Но брак все-таки официально не был признан, и менее сговорчивые барыни, быть может, из зависти к чрезмерной роскоши туалетов графини, злобно, тайком делали намеки на не совсем правильное положение, но и этим толкам был положен конец во время посещения Москвы императором Александром Павловичем, в 1809 году. В этом помог граф Гудович, главнокомандующий Москвы, который взял на свою ответственность пригласить молодую графиню на бал, где должен был присутствовать государь. На этом балу император подошел к бабушке и громко сказал: «Графиня, позвольте пригласить вас на полонез?» С этой минуты графиня Марья Григорьевна неоспоримо вступила в права законной жены и графского достоинства.

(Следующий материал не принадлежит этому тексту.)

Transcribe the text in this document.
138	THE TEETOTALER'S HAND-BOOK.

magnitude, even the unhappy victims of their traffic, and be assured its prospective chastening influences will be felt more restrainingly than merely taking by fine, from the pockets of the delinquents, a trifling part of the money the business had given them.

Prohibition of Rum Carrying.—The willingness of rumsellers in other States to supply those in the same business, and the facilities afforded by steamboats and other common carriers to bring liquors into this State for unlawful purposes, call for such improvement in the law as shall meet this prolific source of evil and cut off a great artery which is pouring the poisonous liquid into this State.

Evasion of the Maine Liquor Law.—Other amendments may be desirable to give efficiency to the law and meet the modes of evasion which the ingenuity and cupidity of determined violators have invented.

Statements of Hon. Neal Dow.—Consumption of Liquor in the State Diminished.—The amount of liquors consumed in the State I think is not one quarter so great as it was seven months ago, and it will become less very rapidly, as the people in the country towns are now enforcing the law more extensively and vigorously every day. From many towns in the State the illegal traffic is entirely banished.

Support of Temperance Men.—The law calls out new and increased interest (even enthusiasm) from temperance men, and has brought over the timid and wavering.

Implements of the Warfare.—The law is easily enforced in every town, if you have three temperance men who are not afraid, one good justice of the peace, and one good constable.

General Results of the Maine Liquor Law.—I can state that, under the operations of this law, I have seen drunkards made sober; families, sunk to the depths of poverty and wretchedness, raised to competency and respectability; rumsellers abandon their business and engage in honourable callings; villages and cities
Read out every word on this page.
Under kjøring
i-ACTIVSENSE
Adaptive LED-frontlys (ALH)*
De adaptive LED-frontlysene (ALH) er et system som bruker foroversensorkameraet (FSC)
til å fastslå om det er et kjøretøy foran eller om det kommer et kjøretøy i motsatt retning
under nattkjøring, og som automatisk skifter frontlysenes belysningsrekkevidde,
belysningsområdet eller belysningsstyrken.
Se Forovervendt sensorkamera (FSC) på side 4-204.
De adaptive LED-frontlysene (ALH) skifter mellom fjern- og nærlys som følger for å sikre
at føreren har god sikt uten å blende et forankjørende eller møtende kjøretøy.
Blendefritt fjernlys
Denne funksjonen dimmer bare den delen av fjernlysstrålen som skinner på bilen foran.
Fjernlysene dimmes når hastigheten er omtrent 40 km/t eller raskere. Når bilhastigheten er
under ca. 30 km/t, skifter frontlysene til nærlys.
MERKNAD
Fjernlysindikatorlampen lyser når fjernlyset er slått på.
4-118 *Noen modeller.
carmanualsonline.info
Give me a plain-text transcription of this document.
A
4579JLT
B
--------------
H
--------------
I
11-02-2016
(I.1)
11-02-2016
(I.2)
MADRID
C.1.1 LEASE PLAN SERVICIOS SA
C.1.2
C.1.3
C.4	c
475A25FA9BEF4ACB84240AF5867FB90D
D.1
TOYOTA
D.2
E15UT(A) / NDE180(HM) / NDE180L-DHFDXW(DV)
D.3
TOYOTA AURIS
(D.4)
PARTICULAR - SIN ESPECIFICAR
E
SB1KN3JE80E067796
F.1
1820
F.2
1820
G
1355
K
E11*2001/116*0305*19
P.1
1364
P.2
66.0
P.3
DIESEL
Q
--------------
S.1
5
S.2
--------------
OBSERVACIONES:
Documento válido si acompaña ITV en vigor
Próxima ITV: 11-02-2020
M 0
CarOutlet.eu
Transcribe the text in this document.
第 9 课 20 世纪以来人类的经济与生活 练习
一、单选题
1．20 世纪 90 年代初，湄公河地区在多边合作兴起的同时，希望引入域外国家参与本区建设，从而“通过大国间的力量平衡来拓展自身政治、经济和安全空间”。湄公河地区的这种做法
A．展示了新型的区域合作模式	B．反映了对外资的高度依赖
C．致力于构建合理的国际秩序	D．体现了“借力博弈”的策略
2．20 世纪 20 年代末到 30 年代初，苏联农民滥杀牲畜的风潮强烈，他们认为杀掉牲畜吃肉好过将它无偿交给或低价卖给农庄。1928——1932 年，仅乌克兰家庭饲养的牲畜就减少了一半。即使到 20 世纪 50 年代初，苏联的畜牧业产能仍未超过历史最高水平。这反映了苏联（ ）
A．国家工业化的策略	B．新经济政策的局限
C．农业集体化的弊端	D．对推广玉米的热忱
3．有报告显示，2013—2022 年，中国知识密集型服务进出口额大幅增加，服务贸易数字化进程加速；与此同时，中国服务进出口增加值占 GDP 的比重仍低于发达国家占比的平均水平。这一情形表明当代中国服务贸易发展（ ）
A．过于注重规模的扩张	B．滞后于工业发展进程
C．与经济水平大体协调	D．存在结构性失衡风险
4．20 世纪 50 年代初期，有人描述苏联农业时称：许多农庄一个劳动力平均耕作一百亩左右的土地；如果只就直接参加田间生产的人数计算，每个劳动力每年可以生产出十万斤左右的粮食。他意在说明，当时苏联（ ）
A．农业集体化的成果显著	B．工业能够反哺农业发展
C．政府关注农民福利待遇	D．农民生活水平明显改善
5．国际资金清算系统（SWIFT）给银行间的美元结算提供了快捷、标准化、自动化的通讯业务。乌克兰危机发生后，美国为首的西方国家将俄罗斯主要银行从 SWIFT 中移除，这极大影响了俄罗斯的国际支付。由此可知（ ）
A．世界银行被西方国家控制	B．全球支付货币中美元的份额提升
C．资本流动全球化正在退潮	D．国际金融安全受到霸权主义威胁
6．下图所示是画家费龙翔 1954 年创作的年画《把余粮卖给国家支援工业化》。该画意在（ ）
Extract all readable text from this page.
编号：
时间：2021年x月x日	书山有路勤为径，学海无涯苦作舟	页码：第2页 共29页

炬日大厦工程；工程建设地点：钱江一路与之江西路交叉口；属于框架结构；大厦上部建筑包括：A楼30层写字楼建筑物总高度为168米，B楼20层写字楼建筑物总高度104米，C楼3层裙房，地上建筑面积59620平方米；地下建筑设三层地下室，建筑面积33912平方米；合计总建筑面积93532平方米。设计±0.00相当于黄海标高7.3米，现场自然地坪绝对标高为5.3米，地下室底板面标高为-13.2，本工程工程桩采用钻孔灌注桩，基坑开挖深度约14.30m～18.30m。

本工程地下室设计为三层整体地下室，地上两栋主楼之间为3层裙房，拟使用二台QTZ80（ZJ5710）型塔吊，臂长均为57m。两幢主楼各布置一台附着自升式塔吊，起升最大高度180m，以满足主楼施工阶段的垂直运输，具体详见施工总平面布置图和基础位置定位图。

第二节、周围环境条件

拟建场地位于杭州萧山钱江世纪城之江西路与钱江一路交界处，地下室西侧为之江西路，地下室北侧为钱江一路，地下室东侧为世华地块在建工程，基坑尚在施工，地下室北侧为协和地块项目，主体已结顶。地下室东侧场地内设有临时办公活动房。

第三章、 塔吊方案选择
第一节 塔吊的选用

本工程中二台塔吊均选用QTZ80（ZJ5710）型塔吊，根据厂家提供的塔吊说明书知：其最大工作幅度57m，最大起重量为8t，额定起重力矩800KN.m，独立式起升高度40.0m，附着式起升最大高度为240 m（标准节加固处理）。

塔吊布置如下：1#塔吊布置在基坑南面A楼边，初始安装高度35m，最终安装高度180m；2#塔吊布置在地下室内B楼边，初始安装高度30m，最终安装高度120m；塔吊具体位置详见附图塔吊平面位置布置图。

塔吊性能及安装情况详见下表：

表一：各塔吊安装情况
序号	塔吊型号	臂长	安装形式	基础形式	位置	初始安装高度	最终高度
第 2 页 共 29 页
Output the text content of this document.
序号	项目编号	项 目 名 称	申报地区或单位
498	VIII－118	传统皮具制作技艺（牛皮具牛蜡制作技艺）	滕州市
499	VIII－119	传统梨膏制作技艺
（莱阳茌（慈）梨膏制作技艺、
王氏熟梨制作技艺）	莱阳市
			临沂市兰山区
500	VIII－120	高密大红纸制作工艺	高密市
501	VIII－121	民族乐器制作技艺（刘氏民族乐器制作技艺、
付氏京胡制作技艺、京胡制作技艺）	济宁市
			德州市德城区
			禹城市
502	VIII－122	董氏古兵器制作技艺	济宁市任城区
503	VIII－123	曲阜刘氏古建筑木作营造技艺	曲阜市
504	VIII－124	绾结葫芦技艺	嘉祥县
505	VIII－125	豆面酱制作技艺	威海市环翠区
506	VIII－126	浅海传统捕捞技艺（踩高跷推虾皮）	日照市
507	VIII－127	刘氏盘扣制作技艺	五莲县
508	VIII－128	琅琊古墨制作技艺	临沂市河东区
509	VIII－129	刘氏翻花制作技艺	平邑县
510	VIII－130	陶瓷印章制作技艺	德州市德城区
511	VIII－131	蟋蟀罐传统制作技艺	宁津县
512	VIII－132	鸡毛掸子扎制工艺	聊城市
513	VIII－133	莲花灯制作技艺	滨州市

Великолепное подмосковное было только что окончательно отделано, и Разумовские, было, принялись за перестройку московского дома, где хотели повысить все потолки, уничтожив для этого целый этаж, как нагрянул 1812 год. Бабушка с мужем должны были бежать и решили укрыться в поместье Тамбовской губернии. Ехать в Малороссию, в великолепное имение Карловку, им показалось уже слишком далеко и утомительно.
Так как дом в Москве находился в полной переделке, то вся мебель и все драгоценности в виде картин, бронзы, были перенесены в погреб и большую кладовую. Стоянка французов близилась уже к концу, и, вероятно, все драгоценности уцелели бы, не будь предательства одного служащего при доме, оставленного для охранения его, и в несколько часов все было истреблено и разграблено французами, занимавшими дом. Петровско-Разумовское подверглось такому же хищению. Там, между прочим, была громадная библиотека, с любовью собранная графом в течение пятнадцати лет и оцененная библиотекарем, составлявшим каталог, в 400 тысяч рублей, – ни одной книги не сохранилось. В Петровском граф потерял даже то, что никакими деньгами восстановить нельзя было, а именно чудную оранжерею. В ней было до пятидесяти редких экземпляров лимонных и апельсинных деревьев. Оранжерею подожгли крестьяне с двух концов, уже после ухода француза, озлившись на садовника, который выговаривал им за их равнодушие и отсутствие желания поспешить на помощь, чтобы удалить следы беспорядков, совершенных французами. Французы, уходя, оставили от дома один остов – стены, а двери и окна были выломаны и уничтожены, а теперь еще свои крестьяне помогли остальное превратить в пепелище. Конечно, Петровское было снова восстановлено, центр богатств Льва Кирилловича не был тронут, так как находился в Малороссии.